The results of a survey, compiled by HSBC and Markit, showed that China's services purchasing managers' index (PMI) plummeted to a near nine-year low of 50.0 in July from a 15-month high of 53.1 in June.
Meanwhile, a government-compiled services PMI for the non-manufacturing sector has eased to a six-month low of 54.2 in July from 55 in June, logging its weakest reading since January.
A reading above the 50 threshold demarcates expanding activity from a contraction.
Hongbin Qu, Chief Economist, China & Co-Head of Asian Economic Research at HSBC said: "...Both the new business and outstanding business indices declined from their levels in June.
"The weakness in the headline number likely reflects the impact of the ongoing property slowdown in many cities as property related activity, such as agencies and residential services, see less business. Meanwhile, the employment and business sentiment indices remain stable. In the coming months, we think the service sector may get some support from the recovery in investment.
"But today's data points to the need of continued policy support to offset the drag from the property correction and consolidate the economic recovery," Hongbin added.
Cai Jin, vice-president of China Federation of Logistics & Purchasing, which publishes the services PMI in conjunction with the Chinese government, asked investors not to read too much into the divergence.
"The volatility in the various sub-indices for the July services PMI was not great.

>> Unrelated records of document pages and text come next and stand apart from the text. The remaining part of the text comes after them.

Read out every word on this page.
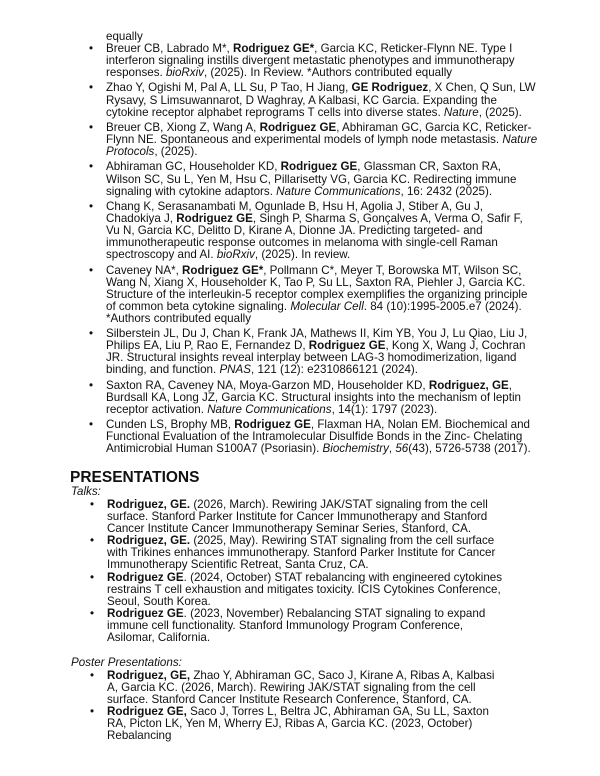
equally
• Breuer CB, Labrado M*, Rodriguez GE*, Garcia KC, Reticker-Flynn NE. Type I interferon signaling instills divergent metastatic phenotypes and immunotherapy responses. bioRxiv, (2025). In Review. *Authors contributed equally
• Zhao Y, Ogishi M, Pal A, LL Su, P Tao, H Jiang, GE Rodriguez, X Chen, Q Sun, LW Rysavy, S Limsuwannarot, D Waghray, A Kalbasi, KC Garcia. Expanding the cytokine receptor alphabet reprograms T cells into diverse states. Nature, (2025).
• Breuer CB, Xiong Z, Wang A, Rodriguez GE, Abhiraman GC, Garcia KC, Reticker-Flynn NE. Spontaneous and experimental models of lymph node metastasis. Nature Protocols, (2025).
• Abhiraman GC, Householder KD, Rodriguez GE, Glassman CR, Saxton RA, Wilson SC, Su L, Yen M, Hsu C, Pillarisetty VG, Garcia KC. Redirecting immune signaling with cytokine adaptors. Nature Communications, 16: 2432 (2025).
• Chang K, Serasanambati M, Ogunlade B, Hsu H, Agolia J, Stiber A, Gu J, Chadokiya J, Rodriguez GE, Singh P, Sharma S, Gonçalves A, Verma O, Safir F, Vu N, Garcia KC, Delitto D, Kirane A, Dionne JA. Predicting targeted- and immunotherapeutic response outcomes in melanoma with single-cell Raman spectroscopy and AI. bioRxiv, (2025). In review.
• Caveney NA*, Rodriguez GE*, Pollmann C*, Meyer T, Borowska MT, Wilson SC, Wang N, Xiang X, Householder K, Tao P, Su LL, Saxton RA, Piehler J, Garcia KC. Structure of the interleukin-5 receptor complex exemplifies the organizing principle of common beta cytokine signaling. Molecular Cell. 84 (10):1995-2005.e7 (2024). *Authors contributed equally
• Silberstein JL, Du J, Chan K, Frank JA, Mathews II, Kim YB, You J, Lu Qiao, Liu J, Philips EA, Liu P, Rao E, Fernandez D, Rodriguez GE, Kong X, Wang J, Cochran JR. Structural insights reveal interplay between LAG-3 homodimerization, ligand binding, and function. PNAS, 121 (12): e2310866121 (2024).
• Saxton RA, Caveney NA, Moya-Garzon MD, Householder KD, Rodriguez, GE, Burdsall KA, Long JZ, Garcia KC. Structural insights into the mechanism of leptin receptor activation. Nature Communications, 14(1): 1797 (2023).
• Cunden LS, Brophy MB, Rodriguez GE, Flaxman HA, Nolan EM. Biochemical and Functional Evaluation of the Intramolecular Disulfide Bonds in the Zinc- Chelating Antimicrobial Human S100A7 (Psoriasin). Biochemistry, 56(43), 5726-5738 (2017).
PRESENTATIONS
Talks:
• Rodriguez, GE. (2026, March). Rewiring JAK/STAT signaling from the cell surface. Stanford Parker Institute for Cancer Immunotherapy and Stanford Cancer Institute Cancer Immunotherapy Seminar Series, Stanford, CA.
• Rodriguez, GE. (2025, May). Rewiring STAT signaling from the cell surface with Trikines enhances immunotherapy. Stanford Parker Institute for Cancer Immunotherapy Scientific Retreat, Santa Cruz, CA.
• Rodriguez GE. (2024, October) STAT rebalancing with engineered cytokines restrains T cell exhaustion and mitigates toxicity. ICIS Cytokines Conference, Seoul, South Korea.
• Rodriguez GE. (2023, November) Rebalancing STAT signaling to expand immune cell functionality. Stanford Immunology Program Conference, Asilomar, California.
Poster Presentations:
• Rodriguez, GE, Zhao Y, Abhiraman GC, Saco J, Kirane A, Ribas A, Kalbasi A, Garcia KC. (2026, March). Rewiring JAK/STAT signaling from the cell surface. Stanford Cancer Institute Research Conference, Stanford, CA.
• Rodriguez GE, Saco J, Torres L, Beltra JC, Abhiraman GA, Su LL, Saxton RA, Picton LK, Yen M, Wherry EJ, Ribas A, Garcia KC. (2023, October) Rebalancing
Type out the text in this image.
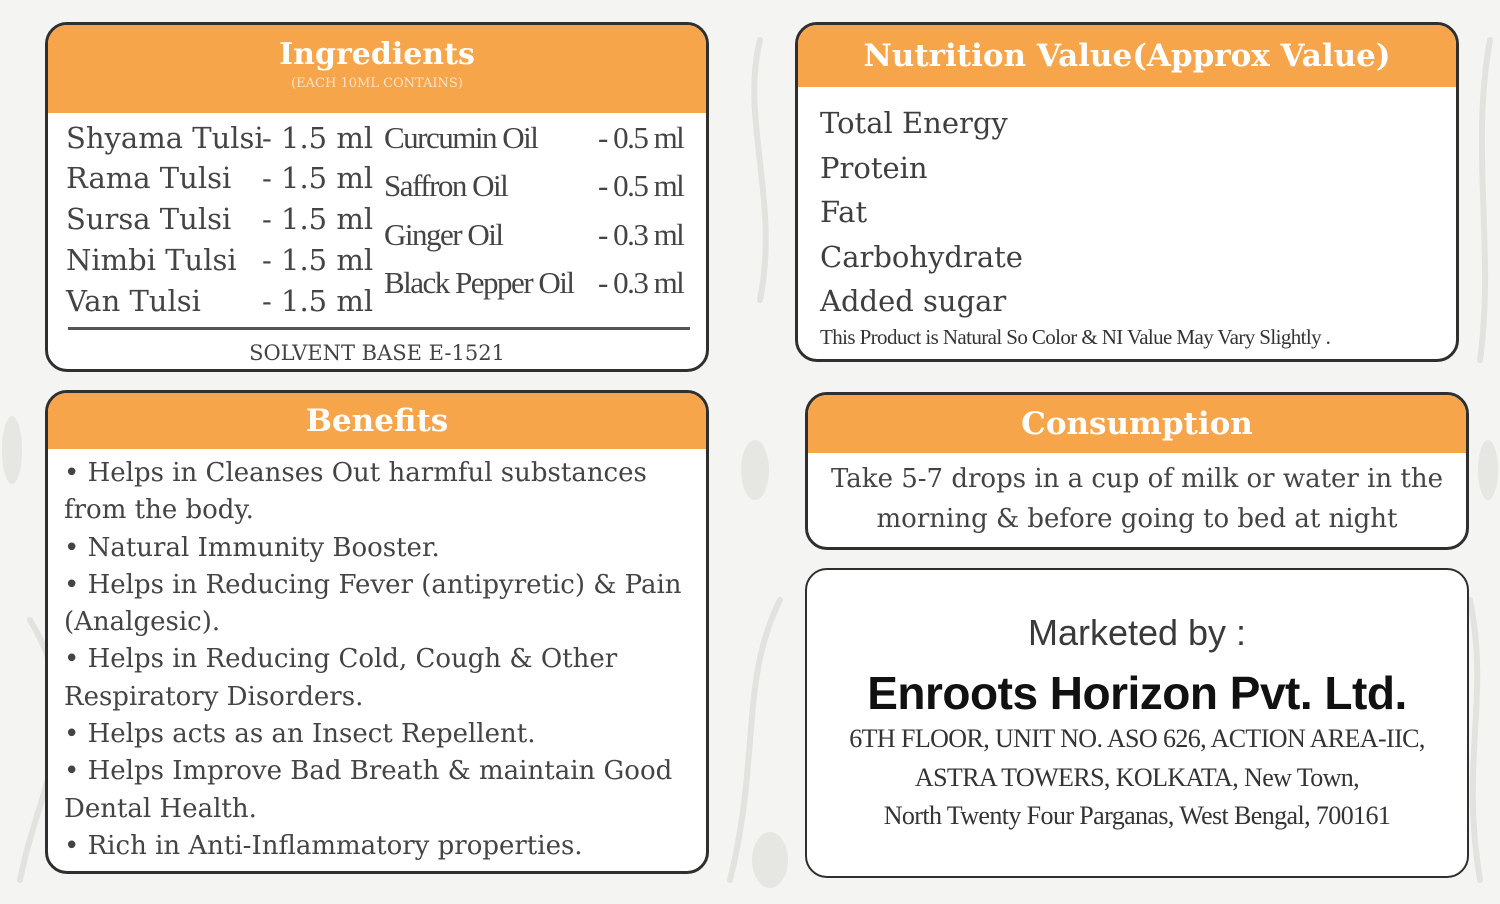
Ingredients
(EACH 10ML CONTAINS)
Shyama Tulsi
- 1.5 ml
Rama Tulsi - 1.5 ml
Sursa Tulsi - 1.5 ml
Nimbi Tulsi - 1.5 ml
Van Tulsi - 1.5 ml
Curcumin Oil - 0.5 ml
Saffron Oil	- 0.5 ml
Ginger Oil	- 0.3 ml
Black Pepper Oil - 0.3 ml
SOLVENT BASE E-1521
Nutrition Value(Approx Value)
Total Energy
Protein
Fat
Carbohydrate
Added sugar
This Product is Natural So Color & NI Value May Vary Slightly .
Benefits
• Helps in Cleanses Out harmful substances from the body.
• Natural Immunity Booster.
• Helps in Reducing Fever (antipyretic) & Pain (Analgesic).
• Helps in Reducing Cold, Cough & Other Respiratory Disorders.
• Helps acts as an Insect Repellent.
• Helps Improve Bad Breath & maintain Good Dental Health.
• Rich in Anti-Inflammatory properties.
Consumption
Take 5-7 drops in a cup of milk or water in the morning & before going to bed at night
Marketed by :
Enroots Horizon Pvt. Ltd.
6TH FLOOR, UNIT NO. ASO 626, ACTION AREA-IIC,
ASTRA TOWERS, KOLKATA, New Town,
North Twenty Four Parganas, West Bengal, 700161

The market in general is still stable."
Bill Adams, senior international economist for PNC Financial Services said in a note: "...The HSBC manufacturing PMI is at an 18-month high in July, while the services PMI is nearly its lowest in a decade. So which is it, hot or cool? Could it be both?
"The government-compiled CFLP non-manufacturing PMI also retreated in July, while the CFLP manufacturing PMI rose. The HSBC PMIs are beloved by analysts who lean sceptical toward official data, but in July, at least, public and private surveys tell very similar stories.
"The July surveys could mean that the industrial sector is benefiting from stimulus while the housing correction continues. On the other hand, such diverging messages could just be noise.
"The huge drop in the July services PMI is so surprising, during a period when policy is known to have become more expansionary, that the odds of a false signal are probably higher than usual.
"In any case, it is the manufacturing PMI that markets historically took as a good proxy for the overall business cycle, and that relationship seems to have broken down in the last two years - maybe the services PMI is off too?
"July's services PMI took a big drop - so big a drop that it is hard to know how seriously to take the number. Whatever the ultimate explanation, July's activity indicators are now likely to have more market-moving potential than usual, since the message from the month's surveys is so muddled."
The services sector accounted for 45% of China's 2012 GDP and about half of all jobs in the world's second largest economy that year.